Все более редкие икринки пузырьков: год пятый

В первый раз на море. Мол, над которым повис раскаленный воздух, словно вытесан из цельной каменной глыбы, фотография и сегодня испускает свет и тепло, а на оборотной стороне написано: «Остров Раб, лето 1966 года». На мне полосатая сине-белая майка и короткие штанишки. Я сижу на большой штуковине, названия которой не знаю и по сей день, она из бурого, монолитного железа, на нее наматывают канаты причаливших судов. Я сижу лицом к открытому морю. Словно кого-то или чего-то жду. И, хотя этого не видно, болтаю тонкими ножонками.

Позже мне рассказывали, как я чуть не утонул, здесь же, на этом самом моле, через три дня после того, как была сделана фотография. Я хотел зачерпнуть ведерком воды, хотел обрызгать Лолу, дочку наших знакомых, с которыми мы вместе отдыхали, и в результате головой вниз свалился в море. Меня еле-еле успели живым вытащить на берег.

Я этого не помню... Лишь иногда, и сейчас, когда закрою глаза... когда крепко сомкну веки... я словно медленно ныряю... словно вижу пятнистую, колеблющуюся морскую траву... и стаю мелких, серебряных рыбешек, в панике метнувшихся в разные стороны, влево, вправо... и икринки воздушных пузырьков, которые появляются все реже и реже... и где-то на самом дне, возле давно затонувшей лодки с торчащими вкривь и вкось ребрами, рядом с написанным на носу именем «Утренняя звезда», вжавшиеся в мелкий песок... где-то на самом дне размеренно дышат моллюски, плавно шевелятся две или три актинии и одна-единственная морская звезда раскидывает в стороны свои красноватые руки...

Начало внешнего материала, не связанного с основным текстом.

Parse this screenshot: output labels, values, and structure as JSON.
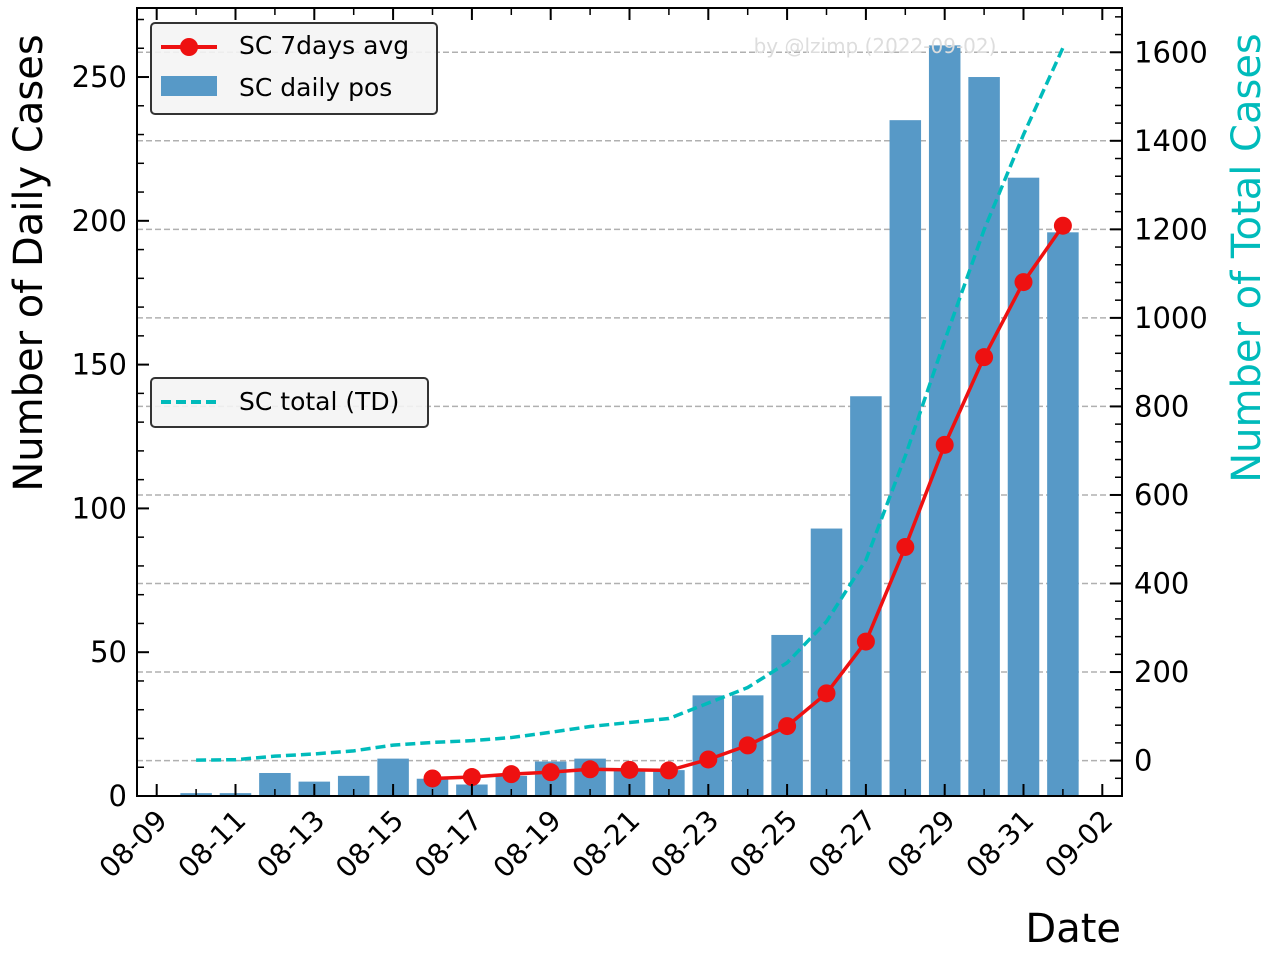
{
  "chart_data": {
    "type": "bar",
    "x": [
      "08-10",
      "08-11",
      "08-12",
      "08-13",
      "08-14",
      "08-15",
      "08-16",
      "08-17",
      "08-18",
      "08-19",
      "08-20",
      "08-21",
      "08-22",
      "08-23",
      "08-24",
      "08-25",
      "08-26",
      "08-27",
      "08-28",
      "08-29",
      "08-30",
      "08-31",
      "09-01"
    ],
    "series": [
      {
        "name": "SC daily pos",
        "type": "bar",
        "axis": "left",
        "color": "#5799c7",
        "values": [
          1,
          1,
          8,
          5,
          7,
          13,
          6,
          4,
          7,
          12,
          13,
          9,
          9,
          35,
          35,
          56,
          93,
          139,
          235,
          261,
          250,
          215,
          196
        ]
      },
      {
        "name": "SC 7days avg",
        "type": "line",
        "axis": "left",
        "color": "#ee1111",
        "x": [
          "08-16",
          "08-17",
          "08-18",
          "08-19",
          "08-20",
          "08-21",
          "08-22",
          "08-23",
          "08-24",
          "08-25",
          "08-26",
          "08-27",
          "08-28",
          "08-29",
          "08-30",
          "08-31",
          "09-01"
        ],
        "values": [
          6.1,
          6.6,
          7.6,
          8.3,
          9.3,
          9.1,
          8.9,
          12.7,
          17.6,
          24.3,
          35.7,
          53.7,
          86.6,
          122.1,
          152.6,
          178.7,
          198.3
        ]
      },
      {
        "name": "SC total (TD)",
        "type": "line",
        "axis": "right",
        "color": "#00bbbb",
        "dash": true,
        "values": [
          1,
          2,
          10,
          15,
          22,
          35,
          41,
          45,
          52,
          64,
          77,
          86,
          95,
          130,
          165,
          221,
          314,
          453,
          688,
          949,
          1199,
          1414,
          1610
        ]
      }
    ],
    "xlabel": "Date",
    "ylabel": "Number of Daily Cases",
    "y2label": "Number of Total Cases",
    "ylim": [
      0,
      274
    ],
    "y2lim": [
      -80,
      1700
    ],
    "xlim": [
      "08-08 12:00",
      "09-02 12:00"
    ],
    "yticks": [
      "0",
      "50",
      "100",
      "150",
      "200",
      "250"
    ],
    "y2ticks": [
      "0",
      "200",
      "400",
      "600",
      "800",
      "1000",
      "1200",
      "1400",
      "1600"
    ],
    "xticks": [
      "08-09",
      "08-11",
      "08-13",
      "08-15",
      "08-17",
      "08-19",
      "08-21",
      "08-23",
      "08-25",
      "08-27",
      "08-29",
      "08-31",
      "09-02"
    ],
    "grid": "horizontal dashed (right axis)",
    "legend": [
      {
        "position": "top-left",
        "entries": [
          "SC 7days avg",
          "SC daily pos"
        ]
      },
      {
        "position": "center-left",
        "entries": [
          "SC total (TD)"
        ]
      }
    ],
    "watermark": "by @lzimp (2022-09-02)"
  }
}
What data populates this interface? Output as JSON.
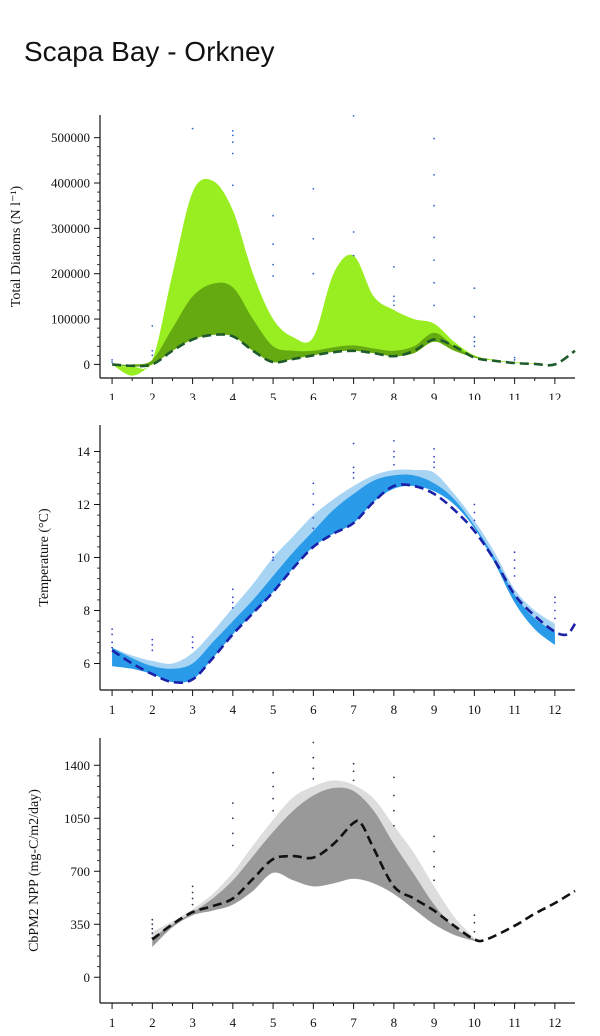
{
  "page": {
    "title": "Scapa Bay - Orkney"
  },
  "chart_data": [
    {
      "type": "area",
      "ylabel": "Total Diatoms (N l⁻¹)",
      "xlim": [
        0.7,
        12.5
      ],
      "ylim": [
        -30000,
        550000
      ],
      "xticks": [
        1,
        2,
        3,
        4,
        5,
        6,
        7,
        8,
        9,
        10,
        11,
        12
      ],
      "yticks": [
        0,
        100000,
        200000,
        300000,
        400000,
        500000
      ],
      "ytick_labels": [
        "0",
        "100000",
        "200000",
        "300000",
        "400000",
        "500000"
      ],
      "colors": {
        "outer": "#99ee22",
        "inner": "#66aa11",
        "line": "#1e5a2a",
        "points": "#3366cc"
      },
      "bands": [
        {
          "name": "outer",
          "x": [
            1,
            1.5,
            2,
            2.5,
            3,
            3.5,
            4,
            4.5,
            5,
            5.5,
            6,
            6.5,
            7,
            7.5,
            8,
            8.5,
            9,
            9.5,
            10,
            10.5,
            11,
            11.5,
            12
          ],
          "lower": [
            0,
            -25000,
            0,
            30000,
            55000,
            65000,
            62000,
            30000,
            5000,
            12000,
            20000,
            28000,
            30000,
            25000,
            18000,
            25000,
            50000,
            30000,
            15000,
            8000,
            3000,
            1000,
            0
          ],
          "upper": [
            0,
            -5000,
            10000,
            200000,
            380000,
            405000,
            340000,
            200000,
            100000,
            60000,
            60000,
            200000,
            240000,
            150000,
            120000,
            100000,
            90000,
            50000,
            20000,
            10000,
            5000,
            2000,
            0
          ]
        },
        {
          "name": "inner",
          "x": [
            1,
            1.5,
            2,
            2.5,
            3,
            3.5,
            4,
            4.5,
            5,
            5.5,
            6,
            6.5,
            7,
            7.5,
            8,
            8.5,
            9,
            9.5,
            10,
            10.5,
            11,
            11.5,
            12
          ],
          "lower": [
            0,
            -5000,
            0,
            30000,
            55000,
            65000,
            62000,
            30000,
            5000,
            12000,
            20000,
            28000,
            30000,
            25000,
            18000,
            25000,
            50000,
            30000,
            15000,
            8000,
            3000,
            1000,
            0
          ],
          "upper": [
            0,
            0,
            10000,
            80000,
            150000,
            178000,
            170000,
            100000,
            40000,
            30000,
            30000,
            38000,
            42000,
            35000,
            30000,
            40000,
            70000,
            40000,
            18000,
            8000,
            3000,
            1000,
            0
          ]
        }
      ],
      "line": {
        "x": [
          1,
          1.5,
          2,
          2.5,
          3,
          3.5,
          4,
          4.5,
          5,
          5.5,
          6,
          6.5,
          7,
          7.5,
          8,
          8.5,
          9,
          9.5,
          10,
          10.5,
          11,
          11.5,
          12,
          12.5
        ],
        "y": [
          0,
          -3000,
          0,
          30000,
          55000,
          65000,
          62000,
          30000,
          5000,
          12000,
          20000,
          27000,
          30000,
          25000,
          18000,
          30000,
          55000,
          40000,
          15000,
          8000,
          3000,
          1000,
          0,
          30000
        ]
      },
      "points": [
        [
          1,
          10000
        ],
        [
          1,
          5000
        ],
        [
          2,
          85000
        ],
        [
          2,
          30000
        ],
        [
          2,
          20000
        ],
        [
          3,
          520000
        ],
        [
          4,
          515000
        ],
        [
          4,
          505000
        ],
        [
          4,
          490000
        ],
        [
          4,
          465000
        ],
        [
          4,
          395000
        ],
        [
          5,
          328000
        ],
        [
          5,
          265000
        ],
        [
          5,
          220000
        ],
        [
          5,
          195000
        ],
        [
          6,
          387000
        ],
        [
          6,
          277000
        ],
        [
          6,
          200000
        ],
        [
          7,
          548000
        ],
        [
          7,
          292000
        ],
        [
          7,
          240000
        ],
        [
          8,
          215000
        ],
        [
          8,
          150000
        ],
        [
          8,
          140000
        ],
        [
          8,
          130000
        ],
        [
          9,
          498000
        ],
        [
          9,
          418000
        ],
        [
          9,
          350000
        ],
        [
          9,
          280000
        ],
        [
          9,
          230000
        ],
        [
          9,
          180000
        ],
        [
          9,
          130000
        ],
        [
          10,
          168000
        ],
        [
          10,
          105000
        ],
        [
          10,
          60000
        ],
        [
          10,
          50000
        ],
        [
          10,
          40000
        ],
        [
          11,
          15000
        ],
        [
          11,
          10000
        ]
      ]
    },
    {
      "type": "area",
      "ylabel": "Temperature (°C)",
      "xlim": [
        0.7,
        12.5
      ],
      "ylim": [
        5,
        15
      ],
      "xticks": [
        1,
        2,
        3,
        4,
        5,
        6,
        7,
        8,
        9,
        10,
        11,
        12
      ],
      "yticks": [
        6,
        8,
        10,
        12,
        14
      ],
      "ytick_labels": [
        "6",
        "8",
        "10",
        "12",
        "14"
      ],
      "colors": {
        "outer": "#a8d4f4",
        "inner": "#2a9be8",
        "line": "#1a20a8",
        "points": "#3344cc"
      },
      "bands": [
        {
          "name": "outer",
          "x": [
            1,
            1.5,
            2,
            2.5,
            3,
            3.5,
            4,
            4.5,
            5,
            5.5,
            6,
            6.5,
            7,
            7.5,
            8,
            8.5,
            9,
            9.5,
            10,
            10.5,
            11,
            11.5,
            12
          ],
          "lower": [
            5.9,
            5.8,
            5.6,
            5.3,
            5.4,
            6.2,
            7.1,
            7.9,
            8.7,
            9.6,
            10.4,
            10.9,
            11.3,
            12.1,
            12.6,
            12.7,
            12.5,
            12.0,
            11.1,
            9.8,
            8.3,
            7.3,
            6.7
          ],
          "upper": [
            6.6,
            6.3,
            6.1,
            6.0,
            6.4,
            7.2,
            8.1,
            9.0,
            10.0,
            10.8,
            11.6,
            12.2,
            12.7,
            13.1,
            13.3,
            13.3,
            13.2,
            12.4,
            11.4,
            10.2,
            8.8,
            8.0,
            7.5
          ]
        },
        {
          "name": "inner",
          "x": [
            1,
            1.5,
            2,
            2.5,
            3,
            3.5,
            4,
            4.5,
            5,
            5.5,
            6,
            6.5,
            7,
            7.5,
            8,
            8.5,
            9,
            9.5,
            10,
            10.5,
            11,
            11.5,
            12
          ],
          "lower": [
            5.9,
            5.8,
            5.6,
            5.3,
            5.4,
            6.2,
            7.1,
            7.9,
            8.7,
            9.6,
            10.4,
            10.9,
            11.3,
            12.1,
            12.6,
            12.7,
            12.5,
            12.0,
            11.1,
            9.8,
            8.3,
            7.3,
            6.7
          ],
          "upper": [
            6.6,
            6.2,
            5.9,
            5.8,
            6.0,
            6.8,
            7.6,
            8.4,
            9.3,
            10.2,
            11.0,
            11.8,
            12.4,
            12.9,
            13.1,
            13.1,
            12.8,
            12.2,
            11.2,
            10.0,
            8.6,
            7.7,
            7.2
          ]
        }
      ],
      "line": {
        "x": [
          1,
          1.5,
          2,
          2.5,
          3,
          3.5,
          4,
          4.5,
          5,
          5.5,
          6,
          6.5,
          7,
          7.5,
          8,
          8.5,
          9,
          9.5,
          10,
          10.5,
          11,
          11.5,
          12,
          12.3,
          12.5
        ],
        "y": [
          6.5,
          6.0,
          5.6,
          5.3,
          5.4,
          6.2,
          7.1,
          7.9,
          8.7,
          9.6,
          10.4,
          10.9,
          11.3,
          12.1,
          12.7,
          12.7,
          12.4,
          11.8,
          11.0,
          9.9,
          8.6,
          7.8,
          7.2,
          7.1,
          7.5
        ]
      },
      "points": [
        [
          1,
          7.3
        ],
        [
          1,
          7.1
        ],
        [
          1,
          6.8
        ],
        [
          1,
          6.6
        ],
        [
          2,
          6.9
        ],
        [
          2,
          6.7
        ],
        [
          2,
          6.5
        ],
        [
          3,
          7.0
        ],
        [
          3,
          6.8
        ],
        [
          3,
          6.6
        ],
        [
          4,
          8.8
        ],
        [
          4,
          8.5
        ],
        [
          4,
          8.3
        ],
        [
          4,
          8.1
        ],
        [
          5,
          10.2
        ],
        [
          5,
          10.0
        ],
        [
          5,
          9.9
        ],
        [
          6,
          12.8
        ],
        [
          6,
          12.4
        ],
        [
          6,
          12.0
        ],
        [
          6,
          11.5
        ],
        [
          6,
          11.1
        ],
        [
          7,
          14.3
        ],
        [
          7,
          13.4
        ],
        [
          7,
          13.2
        ],
        [
          7,
          13.0
        ],
        [
          8,
          14.4
        ],
        [
          8,
          14.0
        ],
        [
          8,
          13.8
        ],
        [
          8,
          13.5
        ],
        [
          9,
          14.1
        ],
        [
          9,
          13.8
        ],
        [
          9,
          13.6
        ],
        [
          9,
          13.4
        ],
        [
          10,
          12.0
        ],
        [
          10,
          11.7
        ],
        [
          10,
          11.4
        ],
        [
          11,
          10.2
        ],
        [
          11,
          9.9
        ],
        [
          11,
          9.6
        ],
        [
          11,
          9.3
        ],
        [
          12,
          8.5
        ],
        [
          12,
          8.3
        ],
        [
          12,
          8.0
        ],
        [
          12,
          7.7
        ]
      ]
    },
    {
      "type": "area",
      "ylabel": "CbPM2 NPP (mg-C/m2/day)",
      "xlim": [
        0.7,
        12.5
      ],
      "ylim": [
        -170,
        1580
      ],
      "xticks": [
        1,
        2,
        3,
        4,
        5,
        6,
        7,
        8,
        9,
        10,
        11,
        12
      ],
      "yticks": [
        0,
        350,
        700,
        1050,
        1400
      ],
      "ytick_labels": [
        "0",
        "350",
        "700",
        "1050",
        "1400"
      ],
      "colors": {
        "outer": "#dddddd",
        "inner": "#999999",
        "line": "#111111",
        "points": "#333355"
      },
      "bands": [
        {
          "name": "outer",
          "x": [
            2,
            2.5,
            3,
            3.5,
            4,
            4.5,
            5,
            5.5,
            6,
            6.5,
            7,
            7.5,
            8,
            8.5,
            9,
            9.5,
            10
          ],
          "lower": [
            200,
            330,
            410,
            440,
            480,
            570,
            690,
            640,
            600,
            620,
            650,
            620,
            550,
            450,
            350,
            280,
            240
          ],
          "upper": [
            300,
            370,
            450,
            550,
            690,
            870,
            1040,
            1190,
            1260,
            1300,
            1270,
            1180,
            1000,
            820,
            600,
            400,
            260
          ]
        },
        {
          "name": "inner",
          "x": [
            2,
            2.5,
            3,
            3.5,
            4,
            4.5,
            5,
            5.5,
            6,
            6.5,
            7,
            7.5,
            8,
            8.5,
            9,
            9.5,
            10
          ],
          "lower": [
            200,
            330,
            410,
            440,
            480,
            570,
            690,
            640,
            600,
            620,
            650,
            620,
            550,
            450,
            350,
            280,
            240
          ],
          "upper": [
            260,
            350,
            430,
            520,
            640,
            800,
            960,
            1100,
            1200,
            1250,
            1230,
            1100,
            880,
            680,
            480,
            330,
            250
          ]
        }
      ],
      "line": {
        "x": [
          2,
          2.5,
          3,
          3.5,
          4,
          4.5,
          5,
          5.5,
          6,
          6.5,
          7,
          7.2,
          7.5,
          8,
          8.5,
          9,
          9.5,
          10,
          10.3,
          11,
          11.5,
          12,
          12.5
        ],
        "y": [
          250,
          350,
          430,
          470,
          520,
          650,
          780,
          800,
          790,
          880,
          1020,
          1010,
          850,
          600,
          520,
          440,
          340,
          250,
          250,
          340,
          420,
          490,
          570
        ]
      },
      "points": [
        [
          2,
          380
        ],
        [
          2,
          350
        ],
        [
          2,
          320
        ],
        [
          2,
          290
        ],
        [
          2,
          260
        ],
        [
          3,
          600
        ],
        [
          3,
          560
        ],
        [
          3,
          520
        ],
        [
          3,
          480
        ],
        [
          4,
          1150
        ],
        [
          4,
          1050
        ],
        [
          4,
          950
        ],
        [
          4,
          870
        ],
        [
          5,
          1350
        ],
        [
          5,
          1260
        ],
        [
          5,
          1180
        ],
        [
          5,
          1100
        ],
        [
          6,
          1550
        ],
        [
          6,
          1450
        ],
        [
          6,
          1380
        ],
        [
          6,
          1310
        ],
        [
          7,
          1410
        ],
        [
          7,
          1360
        ],
        [
          7,
          1300
        ],
        [
          8,
          1320
        ],
        [
          8,
          1200
        ],
        [
          8,
          1100
        ],
        [
          8,
          1000
        ],
        [
          9,
          930
        ],
        [
          9,
          830
        ],
        [
          9,
          730
        ],
        [
          9,
          640
        ],
        [
          10,
          410
        ],
        [
          10,
          360
        ],
        [
          10,
          300
        ]
      ]
    }
  ]
}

Невероятное событие: год шестой

Воспоминание из Врнячка-Бани. Рядом с «Партизанкой», гостиницей полузакрытого типа, которая в течение нескольких десятилетий служила местом отдыха для передовиков труда из Госбезопасности и Министерства внутренних дел, до недавних пор располагалось фотоателье Драги Крчмаревича. Мальчишки могли выбирать, хотят ли они увековечиться в стилизованных ковбойских, индейских или мексиканских костюмах. Я выбрал последнее. В то время Мексика была чрезвычайно популярна благодаря черногорским эстрадным певцам Славке Перовичу и Николе Каровичу. Да, благодаря им, а может быть, и Тито, который любил такого рода музыку. Президент охотно фотографировался в сомбреро, правда, облачаясь при этом в смокинг. Между прочим, через год я понял, что он позволял себе такую вольность исключительно в неофициальной обстановке. Единственный раз я видел его, стоя в шеренге школьников вдоль улицы, которая вела к вагоностроительному заводу, и размахивая бумажным государственным флажком; Тито был с непокрытой головой и выглядел довольно напряженным, может быть даже усталым. А может быть, ему не понравилась наша мрачная улица. По правую сторону тянулись закопченные цеха железнодорожной котельной с вечно запотевшими окнами и дымящимися трубами. Слева улицу ограничивала покосившаяся ограда старого городского кладбища, забитого мраморными свидетельствами жизни и смерти попечителей города, офицеров королевской армии, довоенных торговцев и сбежавших от октябрьской революции русских. Так вот, махали мы зря, Тито смотрел только вперед, а хвостатый американский лимузин без крыши промчался как комета.